J’y fus vite le plus rapide. La com­po­si­tion à la main demande l’exacte coor­di­na­tion de gestes très divers et je trou­vais un extrême plai­sir à vaincre les dif­fi­cul­tés de cette coor­di­na­tion visuelle, tac­tile, musculaire.

« Le père Valette était notre chef d’atelier. Haut en cou­leur, le visage écar­late, le corps mas­sif, fort en gueule, d’une majes­tueuse vul­ga­ri­té, le père Valette était un brave homme, un très brave homme. Il était l’auteur du trai­té de typo­gra­phie qui nous ser­vait de bible et qu’il nous fal­lait apprendre à pratiquer. […]

« À cet “endroit” posi­tif, cor­res­pon­dait un « envers » que je détes­tais : le pâté. On était “de pâté” une semaine entière et à tour de rôle. Cela consis­tait à balayer tout l’atelier, et il était vaste, à ramas­ser dans un grand tamis toutes les sale­tés, déchets, carac­tères, puis ensuite à les trier avec soin. Ce tri me répu­gnait par­ti­cu­liè­re­ment car aux carac­tères, bouts d’interlignes, cadrats et cadra­tins, espaces divers qui se trou­vaient mêlés à la pous­sière, s’ajoutaient les mégots des ciga­rettes mais du père Valette, sales mégots ! répu­gnants mégots ! 
Les semaines de “pâté”, je ren­trais en larmes à la mai­son, déses­pé­ré de cet avi­lis­se­ment — je le res­sen­tais ain­si — révol­té à l’idée de lever toute ma vie des petits bouts de plomb.

« Cela dura un an, puis j’entrai en deuxième année. Alors là, pas de tamis, le tamis étant réser­vé aux culus (élèves de pre­mière année), et je fis mes PREMIÈRES MAQUETTES. […]

« Pre­mières maquettes signi­fiait ima­gi­ner, pro­je­ter, mon­trer, dis­po­ser har­mo­nieu­se­ment, se pro­je­ter. En fait, dès la fin du deuxième tri­mestre de la pre­mière année, Valette m’avait confié à com­po­ser un menu des­ti­né à un client exté­rieur, après que j’eusse réus­si deux “petites annonces typo­gra­phiques”… Par la suite j’avais eu le pri­vi­lège de laver les car­reaux de la cage de verre de M. Valette, suprême distinction.

« Dans un coin de ce vaste bureau vitré, tra­vaillait M. Champ­fleu­ry, le cor­rec­teur, homme doux et silen­cieux (tout le contraire de Maître Valette). Il nous appre­nait à cor­ri­ger les épreuves typographiques.

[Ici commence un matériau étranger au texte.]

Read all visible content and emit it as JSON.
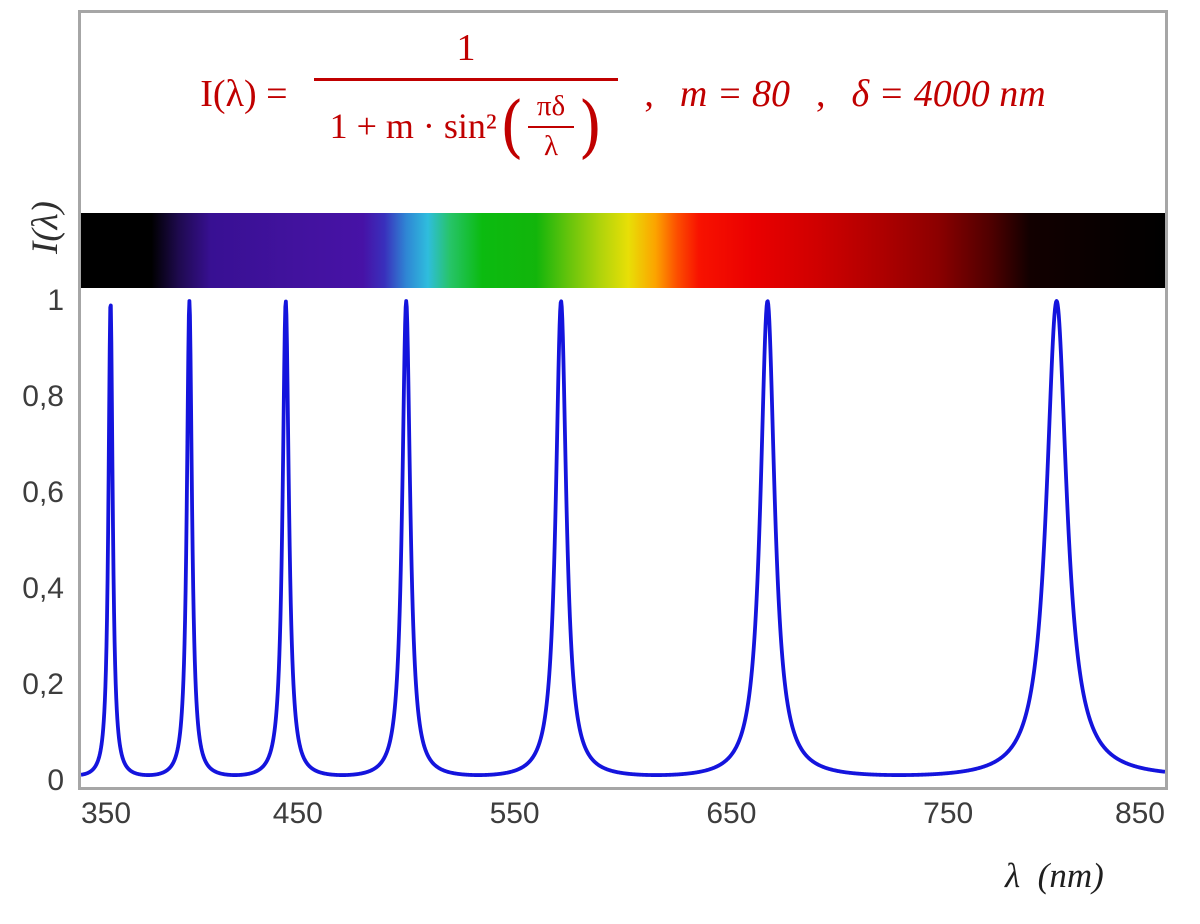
{
  "chart_data": {
    "type": "line",
    "x_title": "λ  (nm)",
    "y_title": "I(λ)",
    "xlim": [
      350,
      850
    ],
    "ylim": [
      0,
      1
    ],
    "grid": false,
    "legend": "none",
    "x_ticks": [
      {
        "label": "350",
        "value": 350
      },
      {
        "label": "450",
        "value": 450
      },
      {
        "label": "550",
        "value": 550
      },
      {
        "label": "650",
        "value": 650
      },
      {
        "label": "750",
        "value": 750
      },
      {
        "label": "850",
        "value": 850
      }
    ],
    "y_ticks": [
      {
        "label": "1",
        "value": 1
      },
      {
        "label": "0,8",
        "value": 0.8
      },
      {
        "label": "0,6",
        "value": 0.6
      },
      {
        "label": "0,4",
        "value": 0.4
      },
      {
        "label": "0,2",
        "value": 0.2
      },
      {
        "label": "0",
        "value": 0
      }
    ],
    "function": "I(λ) = 1 / (1 + m·sin²(πδ/λ))",
    "params": {
      "m": 80,
      "delta_nm": 4000
    },
    "peaks_nm": [
      363.64,
      400.0,
      444.44,
      500.0,
      571.43,
      666.67,
      800.0
    ],
    "peak_value": 1,
    "min_value": 0.0123,
    "sample_step_nm": 0.25,
    "curve_color": "#1414dd",
    "curve_width": 3.8,
    "frame_border_color": "#a6a6a6",
    "tick_text_color": "#3d3d3d",
    "spectrum_bar": {
      "stops": [
        {
          "pos": "0%",
          "color": "#000000"
        },
        {
          "pos": "6.5%",
          "color": "#000000"
        },
        {
          "pos": "9%",
          "color": "#1e0a4e"
        },
        {
          "pos": "12%",
          "color": "#381093"
        },
        {
          "pos": "20%",
          "color": "#42129e"
        },
        {
          "pos": "26%",
          "color": "#4712a6"
        },
        {
          "pos": "28%",
          "color": "#3930bc"
        },
        {
          "pos": "30%",
          "color": "#2f86d4"
        },
        {
          "pos": "32%",
          "color": "#2fbddd"
        },
        {
          "pos": "34%",
          "color": "#27c46a"
        },
        {
          "pos": "37%",
          "color": "#0bbb10"
        },
        {
          "pos": "42%",
          "color": "#12b50b"
        },
        {
          "pos": "45%",
          "color": "#66c40c"
        },
        {
          "pos": "48%",
          "color": "#b2d40b"
        },
        {
          "pos": "50.5%",
          "color": "#e8df07"
        },
        {
          "pos": "53%",
          "color": "#fca300"
        },
        {
          "pos": "55%",
          "color": "#fc4e00"
        },
        {
          "pos": "57%",
          "color": "#f81200"
        },
        {
          "pos": "62%",
          "color": "#ea0000"
        },
        {
          "pos": "68%",
          "color": "#cf0000"
        },
        {
          "pos": "74%",
          "color": "#ad0000"
        },
        {
          "pos": "79%",
          "color": "#8c0000"
        },
        {
          "pos": "84%",
          "color": "#4e0000"
        },
        {
          "pos": "87.5%",
          "color": "#120000"
        },
        {
          "pos": "100%",
          "color": "#000000"
        }
      ]
    }
  },
  "formula": {
    "color": "#c00000",
    "lhs": "I(λ) =",
    "numerator": "1",
    "denom_prefix": "1 + m · sin²",
    "open_paren": "(",
    "inner_numerator": "πδ",
    "inner_denominator": "λ",
    "close_paren": ")",
    "comma": ",",
    "param_m": "m = 80",
    "param_delta": "δ = 4000 nm"
  }
}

« J’avais mis plu­sieurs mois à m’adapter à la vie d’atelier ; je goû­tais fort, par contre, les cours théo­riques qui avaient lieu chaque matin et j’entrai spon­ta­né­ment dans l’apprentissage du dessin. […] »

Pierre Fau­cheux, Écrire l’espace, Robert Laf­font, 1978, p. 44-51. Ces pages sont dis­po­nibles sur Gal­li­ca. Elles sont illus­trées de pages du manuel de Georges Valette, Typo-com­po­si­tion, INIAG, 1956.